I was seven years old when JFK was assassinated. Clearly too young for it to have had any real impact in my life. Like all who were alive then, I remember exactly where I was when I heard the news. My brother and I were in second grade at Mt Carmel elementary school in Newport News Virginia. A radio was being played over the intercom and they said the President and the Texas governor had been shot. The school let us go home, and our mother picked us up.
The frontline of death that day was felt when we got home and found our riverine turtle dead. Perhaps it was the chlorine water in his little tank that did him in. Anyway, TV was now on wall to wall coverage that would last for days. I've always believed the geniuses of 24 he cable news was born then. Millions were watching.

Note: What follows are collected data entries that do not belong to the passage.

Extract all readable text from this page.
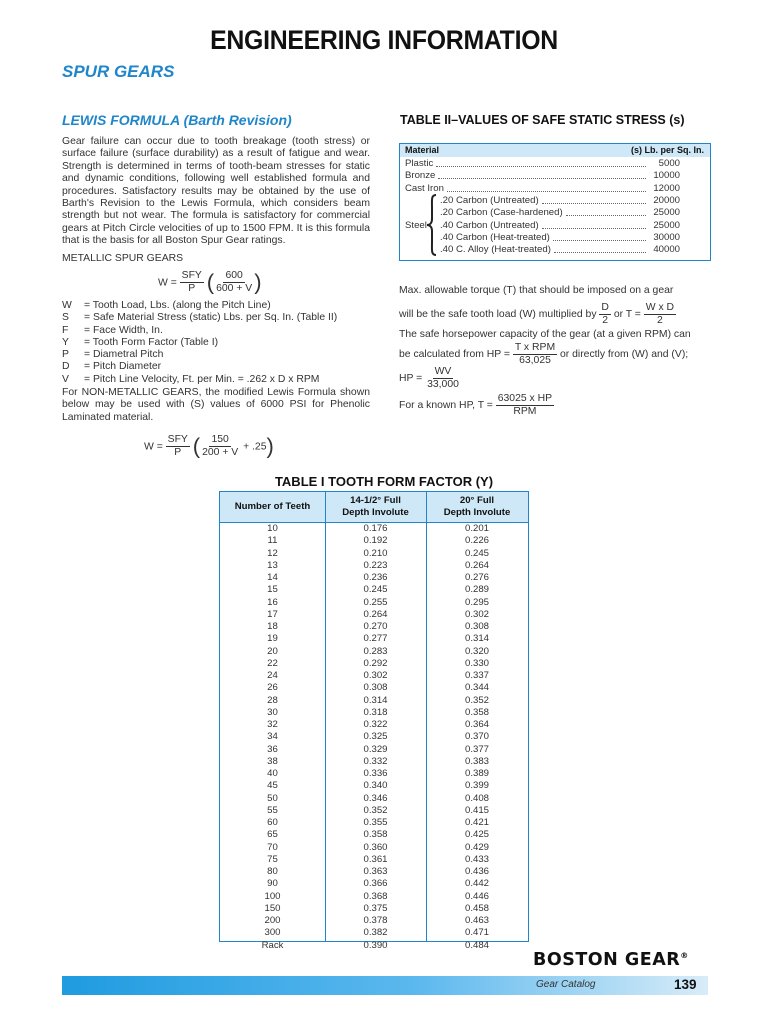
ENGINEERING INFORMATION
SPUR GEARS
LEWIS FORMULA (Barth Revision)
Gear failure can occur due to tooth breakage (tooth stress) or surface failure (surface durability) as a result of fatigue and wear. Strength is determined in terms of tooth-beam stresses for static and dynamic conditions, following well established formula and procedures. Satisfactory results may be obtained by the use of Barth's Revision to the Lewis Formula, which considers beam strength but not wear. The formula is satisfactory for commercial gears at Pitch Circle velocities of up to 1500 FPM. It is this formula that is the basis for all Boston Spur Gear ratings.
METALLIC SPUR GEARS
$W = \frac{\text{SFY}}{P}$ ( $\frac{600}{600 + V}$ )
W	= Tooth Load, Lbs. (along the Pitch Line)
S	= Safe Material Stress (static) Lbs. per Sq. In. (Table II)
F	= Face Width, In.
Y	= Tooth Form Factor (Table I)
P	= Diametral Pitch
D	= Pitch Diameter
V	= Pitch Line Velocity, Ft. per Min. = .262 x D x RPM
For NON-METALLIC GEARS, the modified Lewis Formula shown below may be used with (S) values of 6000 PSI for Phenolic Laminated material.
$W = \frac{\text{SFY}}{P}$ ( $\frac{150}{200 + V} + .25$)
TABLE II–VALUES OF SAFE STATIC STRESS (s)
Material	(s) Lb. per Sq. In.
Plastic	5000
Bronze	10000
Cast Iron	12000
.20 Carbon (Untreated)	20000
.20 Carbon (Case-hardened)	25000
.40 Carbon (Untreated)	25000
.40 Carbon (Heat-treated)	30000
.40 C. Alloy (Heat-treated)	40000
Steel
Max. allowable torque (T) that should be imposed on a gear
will be the safe tooth load (W) multiplied by
$\frac{D}{2}$
or T =
$\frac{\text{W x D}}{2}$
The safe horsepower capacity of the gear (at a given RPM) can
be calculated from HP =
$\frac{\text{T x RPM}}{63,025}$
or directly from (W) and (V);
HP =
$\frac{WV}{33,000}$
For a known HP, T =
$\frac{\text{63025 x HP}}{\text{RPM}}$
TABLE I TOOTH FORM FACTOR (Y)
Number of Teeth
14-1/2° Full
Depth Involute
20° Full
Depth Involute
10	0.176	0.201
11	0.192	0.226
12	0.210	0.245
13	0.223	0.264
14	0.236	0.276
15	0.245	0.289
16	0.255	0.295
17	0.264	0.302
18	0.270	0.308
19	0.277	0.314
20	0.283	0.320
22	0.292	0.330
24	0.302	0.337
26	0.308	0.344
28	0.314	0.352
30	0.318	0.358
32	0.322	0.364
34	0.325	0.370
36	0.329	0.377
38	0.332	0.383
40	0.336	0.389
45	0.340	0.399
50	0.346	0.408
55	0.352	0.415
60	0.355	0.421
65	0.358	0.425
70	0.360	0.429
75	0.361	0.433
80	0.363	0.436
90	0.366	0.442
100	0.368	0.446
150	0.375	0.458
200	0.378	0.463
300	0.382	0.471
Rack	0.390	0.484
BOSTON GEAR®
Gear Catalog	139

I remember playing in a refrigerator box from the unit that had been delivered that week when someone started yelling "Oswald beens shot." Oswald went from nobody to household name overnight. You can do that today with YouTube and a blog. All you need is a keyboard and an internet connection and they can't stop you. No need to kill anyone.
I'm glad the media today is not focused on conspiracy theories. The evidence against Oswald was overwhelming. They had the gun, the ammunition, witnesses, he had killed a cop. Without the internet back then to fuel conspiracy, he would have been convicted of both murders and executed. I could not imagine any other outcome.
JFK did more for the poor and minority groups then any president since. He believed in precipitation in democracy and service. He never required poor taxi drivers to spend food money on health insurance they cannot afford. That's going to solve my poverty, right? He supported labor and those that had been delt a bad hand. He was also a virulent anti-communist. That's what got him killed. A Marxist did him in...a silly little communist.
Kennedy seemed to care for people and was on his way to real change. The Great Society was meant to help folks. In the absence of the man himself, America lost its way and became a handout nation. JFK only wanted to get us going again. What can you do for you country and all that.
"Jack, we hardly knew ya'' and that was the real tragedy. Fifty years is a long time and only us old folks remember him but people will gather tomorrow to light candles and pay respect to a man they never knew.
Perhaps this final act of mourning will help us move on. So long pal. Just so you know...you were missed.
At the University of Tampa is a memorial to the fallen president. JFK visited Tampa four days before his assassination and his motorcade went down Grand Central Blvd. The street was later renamed John F Kennedy Blvd, in his honor.